A trust can issue a bequest restricted by a condition; for example, a trust might be established to pay out $10,000.00 to a specific grandchild only once he or she has reached 18 years of age. Multiple payments can be made to the beneficiaries as long as the trust is funded. The trust can stipulate that the grandchild may have to graduate from college to receive the money, or even that he or she must graduate from a specific school with a minimum grade-point average or membership in a particular fraternity or sorority.
A trust can make the condition of payment as specific or as broad as the creator of the trust wishes. It may, for instance, bequeath benefits to a humanitarian organization on condition that the organization continues to provide food and shelter to the homeless. There is no limit to the number of conditions permissible in a trust document. Even when the conditions go against public policy and general norms and mores established by society, as long as the conditions may be met legally, they will be upheld by the court.

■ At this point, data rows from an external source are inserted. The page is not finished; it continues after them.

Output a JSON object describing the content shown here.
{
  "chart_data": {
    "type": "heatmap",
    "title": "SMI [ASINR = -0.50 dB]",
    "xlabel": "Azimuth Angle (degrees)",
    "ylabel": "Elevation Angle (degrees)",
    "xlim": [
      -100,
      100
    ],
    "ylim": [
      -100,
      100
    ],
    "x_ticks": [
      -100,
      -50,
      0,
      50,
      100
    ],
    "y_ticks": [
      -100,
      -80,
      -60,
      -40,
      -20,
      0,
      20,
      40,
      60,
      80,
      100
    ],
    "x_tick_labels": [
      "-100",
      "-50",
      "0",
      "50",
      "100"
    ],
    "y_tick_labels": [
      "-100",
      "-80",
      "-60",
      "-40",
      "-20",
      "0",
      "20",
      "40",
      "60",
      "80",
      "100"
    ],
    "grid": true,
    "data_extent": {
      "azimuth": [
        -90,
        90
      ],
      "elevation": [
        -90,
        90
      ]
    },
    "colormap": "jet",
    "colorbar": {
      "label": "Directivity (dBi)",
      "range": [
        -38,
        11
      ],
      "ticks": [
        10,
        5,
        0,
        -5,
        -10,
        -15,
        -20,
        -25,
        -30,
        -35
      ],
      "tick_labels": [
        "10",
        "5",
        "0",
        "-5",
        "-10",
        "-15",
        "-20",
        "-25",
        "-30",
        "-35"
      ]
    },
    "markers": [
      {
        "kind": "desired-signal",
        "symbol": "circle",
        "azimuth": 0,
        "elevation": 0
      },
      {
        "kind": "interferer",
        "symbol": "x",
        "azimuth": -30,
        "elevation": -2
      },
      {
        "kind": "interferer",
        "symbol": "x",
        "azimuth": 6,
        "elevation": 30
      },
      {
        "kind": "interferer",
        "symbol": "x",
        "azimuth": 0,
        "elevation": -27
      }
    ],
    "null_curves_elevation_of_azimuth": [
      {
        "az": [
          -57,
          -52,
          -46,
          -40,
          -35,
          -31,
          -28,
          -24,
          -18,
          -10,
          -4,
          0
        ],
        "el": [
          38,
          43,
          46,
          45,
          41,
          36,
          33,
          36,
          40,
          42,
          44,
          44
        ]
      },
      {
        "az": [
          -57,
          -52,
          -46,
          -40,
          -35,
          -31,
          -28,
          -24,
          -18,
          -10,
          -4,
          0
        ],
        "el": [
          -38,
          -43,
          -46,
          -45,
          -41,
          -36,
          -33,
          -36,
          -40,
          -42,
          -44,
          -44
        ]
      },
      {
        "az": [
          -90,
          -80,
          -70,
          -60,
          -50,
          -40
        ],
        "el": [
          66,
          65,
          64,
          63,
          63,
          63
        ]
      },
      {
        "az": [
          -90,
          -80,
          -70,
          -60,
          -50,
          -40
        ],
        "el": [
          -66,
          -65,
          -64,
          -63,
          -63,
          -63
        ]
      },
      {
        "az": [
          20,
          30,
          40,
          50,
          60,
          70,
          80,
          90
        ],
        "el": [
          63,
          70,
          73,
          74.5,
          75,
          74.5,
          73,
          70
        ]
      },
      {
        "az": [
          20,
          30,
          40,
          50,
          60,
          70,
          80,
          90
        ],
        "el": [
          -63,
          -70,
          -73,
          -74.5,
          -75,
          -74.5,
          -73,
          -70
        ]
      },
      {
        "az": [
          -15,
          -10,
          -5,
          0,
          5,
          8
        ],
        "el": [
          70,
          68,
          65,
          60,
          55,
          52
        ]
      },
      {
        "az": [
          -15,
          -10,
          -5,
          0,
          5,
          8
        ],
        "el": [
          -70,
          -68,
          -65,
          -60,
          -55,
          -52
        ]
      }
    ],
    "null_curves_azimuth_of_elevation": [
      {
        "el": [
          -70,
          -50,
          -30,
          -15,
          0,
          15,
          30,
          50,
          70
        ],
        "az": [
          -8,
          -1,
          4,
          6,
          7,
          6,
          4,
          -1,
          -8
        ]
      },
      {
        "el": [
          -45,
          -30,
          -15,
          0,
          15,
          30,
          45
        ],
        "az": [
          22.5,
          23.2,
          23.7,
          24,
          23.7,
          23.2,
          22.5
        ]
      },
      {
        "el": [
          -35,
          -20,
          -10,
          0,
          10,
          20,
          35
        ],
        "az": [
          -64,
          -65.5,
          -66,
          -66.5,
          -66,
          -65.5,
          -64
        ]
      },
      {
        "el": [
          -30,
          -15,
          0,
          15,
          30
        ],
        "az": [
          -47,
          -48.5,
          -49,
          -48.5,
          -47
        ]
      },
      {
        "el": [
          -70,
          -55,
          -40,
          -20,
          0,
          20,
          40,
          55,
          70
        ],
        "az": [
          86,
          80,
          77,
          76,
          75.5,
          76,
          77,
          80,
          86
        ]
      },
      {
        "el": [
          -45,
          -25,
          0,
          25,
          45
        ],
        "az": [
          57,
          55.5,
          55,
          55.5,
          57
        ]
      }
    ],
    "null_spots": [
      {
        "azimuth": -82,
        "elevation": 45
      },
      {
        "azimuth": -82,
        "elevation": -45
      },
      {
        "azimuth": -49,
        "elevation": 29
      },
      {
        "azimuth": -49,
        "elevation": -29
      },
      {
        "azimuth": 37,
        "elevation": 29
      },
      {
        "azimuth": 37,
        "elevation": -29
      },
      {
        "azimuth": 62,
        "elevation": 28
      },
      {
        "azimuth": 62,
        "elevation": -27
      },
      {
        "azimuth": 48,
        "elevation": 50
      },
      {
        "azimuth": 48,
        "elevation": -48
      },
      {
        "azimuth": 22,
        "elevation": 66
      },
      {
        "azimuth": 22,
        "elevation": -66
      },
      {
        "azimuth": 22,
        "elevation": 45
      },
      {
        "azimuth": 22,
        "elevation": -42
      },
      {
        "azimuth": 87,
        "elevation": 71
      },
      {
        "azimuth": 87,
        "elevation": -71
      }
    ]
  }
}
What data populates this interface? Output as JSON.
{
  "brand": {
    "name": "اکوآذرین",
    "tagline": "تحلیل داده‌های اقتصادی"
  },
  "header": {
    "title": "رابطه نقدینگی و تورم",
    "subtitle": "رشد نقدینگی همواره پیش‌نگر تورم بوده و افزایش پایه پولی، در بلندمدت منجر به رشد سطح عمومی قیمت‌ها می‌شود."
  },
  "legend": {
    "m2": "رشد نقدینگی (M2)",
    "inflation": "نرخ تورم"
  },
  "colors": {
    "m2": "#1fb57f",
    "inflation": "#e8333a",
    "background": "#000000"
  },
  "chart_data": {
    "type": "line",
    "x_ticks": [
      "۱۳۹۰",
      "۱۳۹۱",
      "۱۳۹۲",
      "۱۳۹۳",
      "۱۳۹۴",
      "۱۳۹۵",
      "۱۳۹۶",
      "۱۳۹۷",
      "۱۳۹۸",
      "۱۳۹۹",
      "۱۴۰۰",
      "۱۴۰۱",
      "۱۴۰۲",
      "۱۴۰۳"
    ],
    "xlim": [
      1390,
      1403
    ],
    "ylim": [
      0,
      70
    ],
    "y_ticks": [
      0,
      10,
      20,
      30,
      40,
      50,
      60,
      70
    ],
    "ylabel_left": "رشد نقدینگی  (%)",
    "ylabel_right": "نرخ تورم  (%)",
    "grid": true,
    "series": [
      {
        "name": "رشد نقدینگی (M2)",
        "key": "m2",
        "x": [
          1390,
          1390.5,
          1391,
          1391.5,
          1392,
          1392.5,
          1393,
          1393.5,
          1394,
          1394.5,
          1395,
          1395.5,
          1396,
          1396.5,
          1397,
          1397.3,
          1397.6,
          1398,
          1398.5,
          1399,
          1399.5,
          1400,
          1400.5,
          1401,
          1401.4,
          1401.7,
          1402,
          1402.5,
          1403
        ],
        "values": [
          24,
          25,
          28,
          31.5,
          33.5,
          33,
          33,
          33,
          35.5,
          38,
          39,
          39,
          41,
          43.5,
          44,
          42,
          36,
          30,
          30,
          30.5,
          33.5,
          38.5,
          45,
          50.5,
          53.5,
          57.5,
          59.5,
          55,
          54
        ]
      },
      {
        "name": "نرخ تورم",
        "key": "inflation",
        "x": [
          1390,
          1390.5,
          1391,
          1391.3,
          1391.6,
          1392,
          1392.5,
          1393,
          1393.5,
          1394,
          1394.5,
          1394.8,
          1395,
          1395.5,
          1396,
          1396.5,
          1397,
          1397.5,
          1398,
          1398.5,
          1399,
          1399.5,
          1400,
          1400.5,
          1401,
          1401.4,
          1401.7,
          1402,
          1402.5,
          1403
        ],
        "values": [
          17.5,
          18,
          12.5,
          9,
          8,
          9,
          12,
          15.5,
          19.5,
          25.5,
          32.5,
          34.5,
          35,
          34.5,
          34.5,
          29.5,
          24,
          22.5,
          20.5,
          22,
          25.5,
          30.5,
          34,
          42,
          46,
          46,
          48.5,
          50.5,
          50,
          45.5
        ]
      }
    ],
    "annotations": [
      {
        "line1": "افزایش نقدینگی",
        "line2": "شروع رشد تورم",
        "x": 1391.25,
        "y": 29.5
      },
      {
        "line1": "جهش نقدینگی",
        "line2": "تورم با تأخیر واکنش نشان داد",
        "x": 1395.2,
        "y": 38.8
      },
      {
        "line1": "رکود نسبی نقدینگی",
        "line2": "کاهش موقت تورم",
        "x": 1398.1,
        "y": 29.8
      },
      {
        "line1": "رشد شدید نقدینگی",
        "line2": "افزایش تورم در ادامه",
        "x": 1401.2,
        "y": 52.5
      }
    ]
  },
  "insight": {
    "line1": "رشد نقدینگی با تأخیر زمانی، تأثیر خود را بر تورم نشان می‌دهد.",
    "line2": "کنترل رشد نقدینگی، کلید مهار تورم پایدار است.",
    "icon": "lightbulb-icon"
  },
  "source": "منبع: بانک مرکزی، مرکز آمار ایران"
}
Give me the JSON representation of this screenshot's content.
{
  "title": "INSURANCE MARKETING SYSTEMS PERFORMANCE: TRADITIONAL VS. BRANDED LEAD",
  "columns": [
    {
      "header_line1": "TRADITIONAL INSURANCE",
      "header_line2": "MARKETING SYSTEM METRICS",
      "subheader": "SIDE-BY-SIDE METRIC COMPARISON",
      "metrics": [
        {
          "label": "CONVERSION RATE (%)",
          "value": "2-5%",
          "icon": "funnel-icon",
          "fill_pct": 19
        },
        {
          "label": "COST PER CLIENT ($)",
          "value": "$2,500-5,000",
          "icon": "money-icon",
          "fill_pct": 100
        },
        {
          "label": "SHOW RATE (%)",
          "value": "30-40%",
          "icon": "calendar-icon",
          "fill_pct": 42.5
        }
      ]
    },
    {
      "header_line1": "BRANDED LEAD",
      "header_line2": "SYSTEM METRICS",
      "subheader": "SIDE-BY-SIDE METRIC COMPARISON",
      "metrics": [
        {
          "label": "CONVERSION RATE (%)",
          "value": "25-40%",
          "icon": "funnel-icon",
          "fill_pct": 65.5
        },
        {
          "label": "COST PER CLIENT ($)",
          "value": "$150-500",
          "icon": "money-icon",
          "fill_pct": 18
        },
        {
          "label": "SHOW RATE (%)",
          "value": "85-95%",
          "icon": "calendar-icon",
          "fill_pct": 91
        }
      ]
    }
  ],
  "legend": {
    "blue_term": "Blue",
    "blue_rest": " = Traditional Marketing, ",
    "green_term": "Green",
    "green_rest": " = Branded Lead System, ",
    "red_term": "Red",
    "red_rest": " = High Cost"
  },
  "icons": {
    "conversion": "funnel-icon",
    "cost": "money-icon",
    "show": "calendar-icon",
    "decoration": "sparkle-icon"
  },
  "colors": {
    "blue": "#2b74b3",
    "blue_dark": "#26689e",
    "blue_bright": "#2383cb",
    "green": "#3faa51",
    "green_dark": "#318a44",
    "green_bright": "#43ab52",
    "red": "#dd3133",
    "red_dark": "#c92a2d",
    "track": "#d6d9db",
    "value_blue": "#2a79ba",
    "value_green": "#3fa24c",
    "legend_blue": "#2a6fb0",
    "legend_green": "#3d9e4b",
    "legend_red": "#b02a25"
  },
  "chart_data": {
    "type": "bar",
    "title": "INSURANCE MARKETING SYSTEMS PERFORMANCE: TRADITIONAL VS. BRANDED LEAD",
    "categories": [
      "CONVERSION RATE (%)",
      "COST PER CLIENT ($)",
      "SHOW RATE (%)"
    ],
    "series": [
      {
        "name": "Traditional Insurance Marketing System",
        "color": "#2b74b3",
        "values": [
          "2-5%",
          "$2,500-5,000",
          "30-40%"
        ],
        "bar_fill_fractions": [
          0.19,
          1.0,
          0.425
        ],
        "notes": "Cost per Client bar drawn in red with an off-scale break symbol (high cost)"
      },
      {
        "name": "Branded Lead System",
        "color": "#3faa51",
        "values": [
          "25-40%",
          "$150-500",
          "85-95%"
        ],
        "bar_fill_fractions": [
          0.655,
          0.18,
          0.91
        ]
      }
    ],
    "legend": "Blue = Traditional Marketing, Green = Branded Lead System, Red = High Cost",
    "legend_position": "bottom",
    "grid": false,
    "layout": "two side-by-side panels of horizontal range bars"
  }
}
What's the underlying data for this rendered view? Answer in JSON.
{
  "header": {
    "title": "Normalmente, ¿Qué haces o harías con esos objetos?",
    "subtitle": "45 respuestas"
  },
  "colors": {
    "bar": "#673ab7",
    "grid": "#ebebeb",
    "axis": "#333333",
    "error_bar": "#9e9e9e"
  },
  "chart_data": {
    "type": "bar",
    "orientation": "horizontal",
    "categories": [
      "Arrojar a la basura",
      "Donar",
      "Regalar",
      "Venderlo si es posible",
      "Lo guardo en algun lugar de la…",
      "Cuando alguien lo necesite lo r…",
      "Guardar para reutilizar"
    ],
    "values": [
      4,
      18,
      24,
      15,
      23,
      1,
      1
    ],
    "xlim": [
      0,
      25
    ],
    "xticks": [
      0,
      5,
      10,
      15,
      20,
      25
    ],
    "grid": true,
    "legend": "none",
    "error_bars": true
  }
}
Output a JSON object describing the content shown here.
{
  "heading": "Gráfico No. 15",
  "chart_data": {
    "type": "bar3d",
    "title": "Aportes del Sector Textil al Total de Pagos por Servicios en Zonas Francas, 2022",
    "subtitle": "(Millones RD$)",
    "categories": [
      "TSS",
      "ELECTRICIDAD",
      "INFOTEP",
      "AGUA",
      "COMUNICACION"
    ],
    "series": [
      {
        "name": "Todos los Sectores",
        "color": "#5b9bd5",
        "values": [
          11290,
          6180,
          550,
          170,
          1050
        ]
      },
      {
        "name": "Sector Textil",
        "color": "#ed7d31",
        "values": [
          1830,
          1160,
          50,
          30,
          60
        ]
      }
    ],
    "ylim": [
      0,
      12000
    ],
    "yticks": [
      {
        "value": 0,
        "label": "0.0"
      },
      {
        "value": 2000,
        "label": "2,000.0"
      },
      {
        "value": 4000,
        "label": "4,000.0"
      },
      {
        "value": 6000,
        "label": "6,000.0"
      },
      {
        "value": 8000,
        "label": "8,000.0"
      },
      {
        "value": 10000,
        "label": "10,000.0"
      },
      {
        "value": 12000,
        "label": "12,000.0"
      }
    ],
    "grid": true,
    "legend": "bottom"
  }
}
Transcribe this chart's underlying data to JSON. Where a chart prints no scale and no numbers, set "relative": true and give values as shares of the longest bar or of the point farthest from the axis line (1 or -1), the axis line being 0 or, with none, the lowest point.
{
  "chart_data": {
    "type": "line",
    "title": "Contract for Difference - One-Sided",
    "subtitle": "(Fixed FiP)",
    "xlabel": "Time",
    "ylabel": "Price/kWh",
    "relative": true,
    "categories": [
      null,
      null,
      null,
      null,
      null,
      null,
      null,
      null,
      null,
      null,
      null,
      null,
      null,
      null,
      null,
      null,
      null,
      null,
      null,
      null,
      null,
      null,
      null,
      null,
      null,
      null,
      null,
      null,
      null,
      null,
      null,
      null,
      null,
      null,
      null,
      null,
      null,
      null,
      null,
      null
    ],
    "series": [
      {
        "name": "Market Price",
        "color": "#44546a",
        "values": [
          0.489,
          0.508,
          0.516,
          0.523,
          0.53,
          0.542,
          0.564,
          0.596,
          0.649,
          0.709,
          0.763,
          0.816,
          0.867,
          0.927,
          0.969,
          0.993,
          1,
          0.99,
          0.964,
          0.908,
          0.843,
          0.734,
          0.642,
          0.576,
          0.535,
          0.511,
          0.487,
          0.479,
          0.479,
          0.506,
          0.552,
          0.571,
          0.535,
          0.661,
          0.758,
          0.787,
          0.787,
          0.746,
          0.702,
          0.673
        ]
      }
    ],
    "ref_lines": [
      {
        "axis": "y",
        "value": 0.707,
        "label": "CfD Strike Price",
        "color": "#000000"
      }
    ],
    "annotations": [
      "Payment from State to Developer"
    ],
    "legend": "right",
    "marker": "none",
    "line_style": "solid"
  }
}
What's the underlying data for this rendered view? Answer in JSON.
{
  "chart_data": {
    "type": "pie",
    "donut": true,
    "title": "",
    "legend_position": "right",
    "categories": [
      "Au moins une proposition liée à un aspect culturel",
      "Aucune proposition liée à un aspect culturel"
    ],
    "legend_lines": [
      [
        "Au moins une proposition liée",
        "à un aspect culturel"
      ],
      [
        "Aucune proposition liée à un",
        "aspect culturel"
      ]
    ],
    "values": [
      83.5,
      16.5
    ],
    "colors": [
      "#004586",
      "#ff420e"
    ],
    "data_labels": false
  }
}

In order to create a trust, there must be a capital investment to fund it and a trustee must be named. The trustee is responsible for protecting the assets of the trust, investing them to the best of his or her ability, managing real estate and other long-term assets, interpreting the trust document, communicating regularly with the beneficiaries of the trust and performing all of these actions with a high level of integrity. Trust assets may be used to pay for expenses of managing the trust as well as to provide a stipend for the trustee if so provided for in the trust document.
If a trust document is not well written, it may be the target of a lawsuit seeking to dissolve the trust and disburse the assets held therein. Even if the trust is defended successfully, the costs of this challenge may deplete its coffers and frustrate the very reason for its creation. In order to avoid these possible pitfalls, it is imperative that a trust document be drafted by an attorney with a high degree of experience in estate planning law.